Garay Alberto, Tapia Javier, Anguita Manuel, Formiga Francesc, Almenar Luis, Crespo-Leiro María G, Manzano Luis, Muñiz Javier, Chaves José, De Frutos Trinidad, Moliner Pedro, Corbella Xavier, Enjuanes-Grau Cristina, Comín-Colet Josep, Vida-Ic Multicenter Study Investigators On Behalf Of
Unidad de Insuficiencia Cardiaca Comunitaria (UMICO), Servicio de Cardiología, Hospital Universitario de Bellvitge, L' Hospitalet de Llobregat, 08907 Barcelona, Spain.
Programa Territorial de Atención Integrada a la Insuficiencia Cardiaca Comunitaria de la Gerencia Metropolitana Sur del Instituto Catalán de la Salud, Hospital Universitario de Bellvitge, L' Hospitalet de Llobregat, 08907 Barcelona, Spain.
J Clin Med. 2020 Aug 31;9(9):2825. doi: 10.3390/jcm9092825.
Previous studies have shown that heart failure is associated with worse health-related quality of life (HRQoL). The existence of differences according to gender remains controversial. We studied 1028 consecutive outpatients with heart failure and reduced ejection fraction (HFrEF) from a multicentre cross-sectional descriptive study across Spain that assessed HRQoL using two questionnaires (KCCQ, Kansas City Cardiomyopathy Questionnaire; and EQ-5D, EuroQoL 5 dimensions). The primary objective of the study was to describe differences in HRQoL between men and women in global scores and domains of health status of patients and explore gender differences and its interactions with heart failure related factors. In adjusted analysis women had lower scores in KCCQ overall summary scores when compared to men denoting worse HRQoL (54.7 ± 1.3 vs. 62.7 ± 0.8, < 0.0001), and specifically got lower score in domains of symptom frequency, symptoms burden, physical limitation, quality of life and social limitation. No differences were found in domains of symptom stability and self-efficacy. Women also had lower scores on all items of EQ-5D (EQ-5D index 0.58 ± 0.01 vs. 0.67 ± 0.01, < 0.0001). Finally, we analyzed interaction between gender and different clinical determinants regarding the presence of limitations in the 5Q-5D and overall summary score of KCCQ. Interestingly, there was no statistical significance for interaction for any variable. In conclusion, women with HFrEF have worse HRQoL compared to men. These differences do not appear to be mediated by clinical or biological factors classically associated with HRQoL nor with heart failure severity.

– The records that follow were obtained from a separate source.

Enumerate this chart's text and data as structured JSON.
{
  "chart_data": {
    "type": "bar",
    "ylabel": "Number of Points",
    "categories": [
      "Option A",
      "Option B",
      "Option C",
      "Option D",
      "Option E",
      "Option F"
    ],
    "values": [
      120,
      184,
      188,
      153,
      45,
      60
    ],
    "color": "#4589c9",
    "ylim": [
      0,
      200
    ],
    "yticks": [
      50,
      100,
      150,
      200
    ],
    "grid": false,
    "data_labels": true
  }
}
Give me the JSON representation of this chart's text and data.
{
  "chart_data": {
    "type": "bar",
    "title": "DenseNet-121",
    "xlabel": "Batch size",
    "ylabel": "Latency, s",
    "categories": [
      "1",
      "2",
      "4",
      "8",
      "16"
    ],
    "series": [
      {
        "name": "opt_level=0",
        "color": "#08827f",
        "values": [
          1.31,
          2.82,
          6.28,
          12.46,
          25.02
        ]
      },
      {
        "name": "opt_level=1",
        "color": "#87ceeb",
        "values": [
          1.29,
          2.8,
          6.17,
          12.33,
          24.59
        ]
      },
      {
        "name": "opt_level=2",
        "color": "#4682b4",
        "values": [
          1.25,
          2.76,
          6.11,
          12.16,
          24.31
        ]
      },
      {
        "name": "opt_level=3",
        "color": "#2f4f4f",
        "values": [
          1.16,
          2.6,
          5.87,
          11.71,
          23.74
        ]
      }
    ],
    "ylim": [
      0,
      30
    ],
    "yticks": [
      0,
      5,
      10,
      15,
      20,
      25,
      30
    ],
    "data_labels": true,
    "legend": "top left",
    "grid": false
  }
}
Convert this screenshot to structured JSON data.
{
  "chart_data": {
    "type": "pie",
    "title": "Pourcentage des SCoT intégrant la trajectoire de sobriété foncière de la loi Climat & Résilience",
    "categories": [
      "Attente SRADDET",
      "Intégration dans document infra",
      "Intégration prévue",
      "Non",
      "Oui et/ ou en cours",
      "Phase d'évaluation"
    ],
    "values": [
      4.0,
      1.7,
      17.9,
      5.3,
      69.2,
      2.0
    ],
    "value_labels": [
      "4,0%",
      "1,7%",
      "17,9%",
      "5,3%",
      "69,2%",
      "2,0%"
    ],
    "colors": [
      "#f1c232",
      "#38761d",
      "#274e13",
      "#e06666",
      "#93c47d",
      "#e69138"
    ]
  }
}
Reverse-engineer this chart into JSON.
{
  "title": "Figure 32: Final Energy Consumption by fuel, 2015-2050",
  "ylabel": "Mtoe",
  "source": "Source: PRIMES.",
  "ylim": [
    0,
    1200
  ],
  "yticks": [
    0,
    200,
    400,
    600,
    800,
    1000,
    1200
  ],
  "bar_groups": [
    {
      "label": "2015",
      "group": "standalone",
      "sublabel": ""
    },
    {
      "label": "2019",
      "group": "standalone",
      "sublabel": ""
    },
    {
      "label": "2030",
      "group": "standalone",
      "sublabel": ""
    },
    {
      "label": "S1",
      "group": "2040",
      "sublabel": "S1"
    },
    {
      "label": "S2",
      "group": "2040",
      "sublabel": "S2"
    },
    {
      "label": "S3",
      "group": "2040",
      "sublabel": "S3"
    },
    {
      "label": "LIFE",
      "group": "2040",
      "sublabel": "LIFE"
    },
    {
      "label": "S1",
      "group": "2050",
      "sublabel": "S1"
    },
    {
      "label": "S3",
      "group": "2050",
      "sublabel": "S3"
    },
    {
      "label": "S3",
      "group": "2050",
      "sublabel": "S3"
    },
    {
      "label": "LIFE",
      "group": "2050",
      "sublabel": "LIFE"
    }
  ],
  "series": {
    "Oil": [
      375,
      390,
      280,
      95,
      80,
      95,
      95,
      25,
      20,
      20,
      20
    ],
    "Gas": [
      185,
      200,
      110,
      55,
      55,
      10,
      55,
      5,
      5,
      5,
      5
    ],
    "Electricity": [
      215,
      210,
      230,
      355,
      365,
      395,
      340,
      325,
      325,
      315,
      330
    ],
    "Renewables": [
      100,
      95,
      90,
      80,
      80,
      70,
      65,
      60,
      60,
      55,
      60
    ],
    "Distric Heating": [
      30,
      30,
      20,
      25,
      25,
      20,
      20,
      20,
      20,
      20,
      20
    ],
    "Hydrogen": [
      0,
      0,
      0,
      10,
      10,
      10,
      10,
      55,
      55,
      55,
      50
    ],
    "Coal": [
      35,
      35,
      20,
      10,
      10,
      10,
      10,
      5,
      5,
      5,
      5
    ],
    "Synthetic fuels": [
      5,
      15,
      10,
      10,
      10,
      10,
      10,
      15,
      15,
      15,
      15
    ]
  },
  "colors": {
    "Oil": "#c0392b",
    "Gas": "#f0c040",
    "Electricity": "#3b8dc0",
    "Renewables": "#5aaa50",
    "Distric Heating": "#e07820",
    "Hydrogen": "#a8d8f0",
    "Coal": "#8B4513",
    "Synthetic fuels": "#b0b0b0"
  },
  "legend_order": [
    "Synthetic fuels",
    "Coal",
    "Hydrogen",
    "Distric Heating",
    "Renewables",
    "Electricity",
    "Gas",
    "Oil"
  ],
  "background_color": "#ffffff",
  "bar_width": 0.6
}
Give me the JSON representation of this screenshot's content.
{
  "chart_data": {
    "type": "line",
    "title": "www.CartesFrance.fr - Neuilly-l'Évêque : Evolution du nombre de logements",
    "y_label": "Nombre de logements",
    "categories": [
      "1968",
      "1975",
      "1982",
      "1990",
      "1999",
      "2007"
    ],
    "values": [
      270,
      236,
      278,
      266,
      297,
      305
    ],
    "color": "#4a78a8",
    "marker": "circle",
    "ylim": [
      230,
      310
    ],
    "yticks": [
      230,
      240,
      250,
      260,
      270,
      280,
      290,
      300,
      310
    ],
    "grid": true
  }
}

先前的研究表明,心力衰竭与健康相关生活质量(HRQoL)较差有关。根据性别存在差异这一情况仍存在争议。我们对来自西班牙一项多中心横断面描述性研究的1028例连续门诊心力衰竭且射血分数降低(HFrEF)患者进行了研究,该研究使用两份问卷(KCCQ,堪萨斯城心肌病问卷;以及EQ-5D,欧洲五维健康量表)评估HRQoL。本研究的主要目的是描述患者健康状况总体评分和领域中男性与女性在HRQoL方面的差异,并探讨性别差异及其与心力衰竭相关因素的相互作用。在调整分析中,与男性相比,女性在KCCQ总体汇总评分中得分较低,表明HRQoL较差(54.7±1.3对62.7±0.8,<0.0001),并且在症状频率、症状负担、身体限制、生活质量和社会限制等领域得分更低。在症状稳定性和自我效能领域未发现差异。女性在EQ-5D的所有项目上得分也较低(EQ-5D指数0.58±0.01对0.67±0.01,<0.0001)。最后,我们分析了性别与不同临床决定因素之间关于5Q-5D中存在限制和KCCQ总体汇总评分的相互作用。有趣的是,任何变量的相互作用均无统计学意义。总之,与男性相比,HFrEF女性的HRQoL更差。这些差异似乎不是由经典的与HRQoL相关的临床或生物学因素介导的,也不是由心力衰竭严重程度介导的。